A chegada do trem, no dia primeiro de junho de 1910, e a elevação da Vila de Santa Teresa de Caxias à categoria de cidade, no mesmo dia, mês e ano, tiveram dois significados importantes para a história de Caxias do Sul: foram um reconhecimento dos resultados conseguidos pelo imigrante italiano até aquele momento e trouxeram muitos benefícios pela consequente abertura de novas perspectivas.
O reconhecimento se dava, agora de forma concreta, pela consolidação das palavras que Júlio de Castilhos havia pronunciado 15 anos antes em visita à Vila de Caxias. Na ocasião, ele criou o consagrado epíteto de “Pérola das Colônias” e anunciou que faria o trem chegar até ela. Era o poder público reconhecendo o esforço do colonizador e se dispondo a criar novas condições de crescimento.

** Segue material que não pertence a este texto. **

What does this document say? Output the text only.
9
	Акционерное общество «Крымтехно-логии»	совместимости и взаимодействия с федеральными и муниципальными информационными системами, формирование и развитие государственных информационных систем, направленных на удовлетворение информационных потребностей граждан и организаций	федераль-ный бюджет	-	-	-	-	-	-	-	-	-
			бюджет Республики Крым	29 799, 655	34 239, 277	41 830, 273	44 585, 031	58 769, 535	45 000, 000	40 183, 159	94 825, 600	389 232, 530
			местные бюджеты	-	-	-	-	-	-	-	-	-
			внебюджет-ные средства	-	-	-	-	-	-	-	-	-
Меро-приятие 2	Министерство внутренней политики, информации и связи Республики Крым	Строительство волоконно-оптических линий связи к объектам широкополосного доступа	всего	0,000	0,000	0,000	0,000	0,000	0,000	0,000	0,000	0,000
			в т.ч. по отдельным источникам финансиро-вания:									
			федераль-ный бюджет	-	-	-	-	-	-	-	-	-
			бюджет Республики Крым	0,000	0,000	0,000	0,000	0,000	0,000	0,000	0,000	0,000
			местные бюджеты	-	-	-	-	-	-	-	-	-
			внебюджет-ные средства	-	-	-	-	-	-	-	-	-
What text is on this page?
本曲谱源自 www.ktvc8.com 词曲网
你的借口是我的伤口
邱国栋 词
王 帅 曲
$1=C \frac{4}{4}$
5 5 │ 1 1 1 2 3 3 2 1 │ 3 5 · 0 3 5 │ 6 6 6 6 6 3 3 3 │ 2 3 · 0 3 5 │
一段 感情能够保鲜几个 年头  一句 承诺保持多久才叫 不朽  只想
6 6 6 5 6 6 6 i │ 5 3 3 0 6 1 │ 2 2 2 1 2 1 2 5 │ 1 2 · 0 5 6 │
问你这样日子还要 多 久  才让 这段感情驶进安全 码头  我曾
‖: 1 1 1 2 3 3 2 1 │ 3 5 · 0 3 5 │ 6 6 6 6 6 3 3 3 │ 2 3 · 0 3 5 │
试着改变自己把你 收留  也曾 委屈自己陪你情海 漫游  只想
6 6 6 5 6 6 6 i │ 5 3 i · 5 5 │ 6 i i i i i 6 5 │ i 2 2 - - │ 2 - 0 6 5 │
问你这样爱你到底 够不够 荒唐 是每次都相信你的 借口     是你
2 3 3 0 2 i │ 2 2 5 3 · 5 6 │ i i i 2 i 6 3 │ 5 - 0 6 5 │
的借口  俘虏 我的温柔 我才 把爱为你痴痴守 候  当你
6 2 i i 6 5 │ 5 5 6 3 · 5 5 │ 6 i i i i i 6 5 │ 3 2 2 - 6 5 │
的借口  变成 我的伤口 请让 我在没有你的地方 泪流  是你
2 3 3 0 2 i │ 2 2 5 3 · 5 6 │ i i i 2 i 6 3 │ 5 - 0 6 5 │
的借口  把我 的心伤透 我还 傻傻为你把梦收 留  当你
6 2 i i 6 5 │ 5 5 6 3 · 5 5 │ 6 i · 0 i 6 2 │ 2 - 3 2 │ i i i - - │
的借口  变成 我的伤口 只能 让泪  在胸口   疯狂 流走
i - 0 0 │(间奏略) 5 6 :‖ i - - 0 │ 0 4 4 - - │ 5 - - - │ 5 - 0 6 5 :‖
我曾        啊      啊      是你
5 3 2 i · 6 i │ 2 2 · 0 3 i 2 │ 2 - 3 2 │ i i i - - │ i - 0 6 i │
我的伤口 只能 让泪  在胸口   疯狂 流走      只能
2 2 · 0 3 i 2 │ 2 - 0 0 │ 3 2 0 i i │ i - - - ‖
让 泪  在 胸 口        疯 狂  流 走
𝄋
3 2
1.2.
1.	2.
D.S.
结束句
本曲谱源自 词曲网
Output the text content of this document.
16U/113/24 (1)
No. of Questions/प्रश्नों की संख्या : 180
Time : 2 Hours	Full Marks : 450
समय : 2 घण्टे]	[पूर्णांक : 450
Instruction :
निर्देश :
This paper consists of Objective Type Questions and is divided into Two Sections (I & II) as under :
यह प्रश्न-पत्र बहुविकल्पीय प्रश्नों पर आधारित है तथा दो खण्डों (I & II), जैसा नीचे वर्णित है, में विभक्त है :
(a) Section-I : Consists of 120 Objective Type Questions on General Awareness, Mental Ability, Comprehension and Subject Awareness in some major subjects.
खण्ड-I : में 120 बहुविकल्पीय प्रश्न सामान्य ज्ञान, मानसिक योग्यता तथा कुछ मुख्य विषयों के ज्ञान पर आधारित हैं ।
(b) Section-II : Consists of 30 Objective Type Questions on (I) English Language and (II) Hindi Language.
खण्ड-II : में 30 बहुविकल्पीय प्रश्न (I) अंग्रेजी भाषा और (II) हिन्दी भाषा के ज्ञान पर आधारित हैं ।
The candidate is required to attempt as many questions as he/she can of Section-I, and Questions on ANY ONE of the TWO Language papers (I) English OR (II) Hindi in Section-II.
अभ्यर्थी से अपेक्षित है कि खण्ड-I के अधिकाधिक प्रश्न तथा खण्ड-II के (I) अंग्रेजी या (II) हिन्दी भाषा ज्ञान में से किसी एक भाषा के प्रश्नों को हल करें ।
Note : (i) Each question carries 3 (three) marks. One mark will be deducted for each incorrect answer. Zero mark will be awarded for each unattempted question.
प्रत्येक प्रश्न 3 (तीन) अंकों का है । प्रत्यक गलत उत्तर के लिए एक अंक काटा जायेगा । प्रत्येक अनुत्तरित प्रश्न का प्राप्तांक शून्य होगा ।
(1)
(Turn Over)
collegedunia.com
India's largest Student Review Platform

Com o título de cidade, Caxias ganhava novo status político e de cidadania, passando a ombrear com outras localidades já centenárias no Rio Grande do Sul. E a chegada do trem era a confirmação de que também no plano econômico, no social e no cultural, haveria retorno para esse investimento. Nem o trem teria chegado, nem a vila se transformaria em cidade se Caxias não tivesse já feito por merecer.
Os benefícios daí decorrentes podem ser postos em três níveis:
No plano econômico, surgiu a possibilidade de investir em produtos de comércio externo, e não apenas para o consumo interno. Com esse propósito, foram feitas tentativas de cultivo do bicho-da-seda, da oliva e da viticultura, todas com apoio do poder público estadual. O cultivo que acabou tendo sucesso foi o do vinho. O chamado ciclo da madeira foi também beneficiado pela estrutura de transporte ferroviário. Ainda no plano econômico, o comércio tomou maior volume e gerou recursos para investimento na indústria, em especial a metalmecânica. Estavam lançadas as bases econômicas para a Caxias do futuro.
No plano social, ampliaram-se os serviços nas áreas da educação pública e privada, da saúde, do esporte e do lazer. A instalação de uma unidade do exército nacional foi também um privilégio.
No plano cultural, a cidade passou a ter possibilidades de trazer espetáculos de teatro e de música. A vida esportiva, fonte de intercâmbio e integração, surge com toda a força já na década começada em 1910. Os clubes sociais crescem e se multiplicam; a imprensa vai se tornando cada vez mais ativa.
Em resumo, os dois fatos – a chegada do trem e a elevação à categoria de cidade – criaram os rumos para a Caxias que conhecemos. Se não tivessem acontecido, nossa história e nosso perfil de desenvolvimento, de que tanto nos orgulhamos, teriam sido bem outros.
É verdade que o trem não está mais sendo usado para esses benefícios, mas seu valor simbólico segue inalterado. Para alimentar meu orgulho pessoal, a filmagem de O Quatrilho criou uma oportunidade para o trem visitar Caxias do Sul pela última vez, levando depois essa imagem para o mundo. E a arquivando na memória da cidade.
José Clemente Pozenato é escritor e autor do aclamado “O Quatrilho”, que foi adaptado ao teatro pelo grupo caxiense Miseri Coloni; ao cinema por Fábio Barreto, concorrendo ao Oscar e transformado em ópera.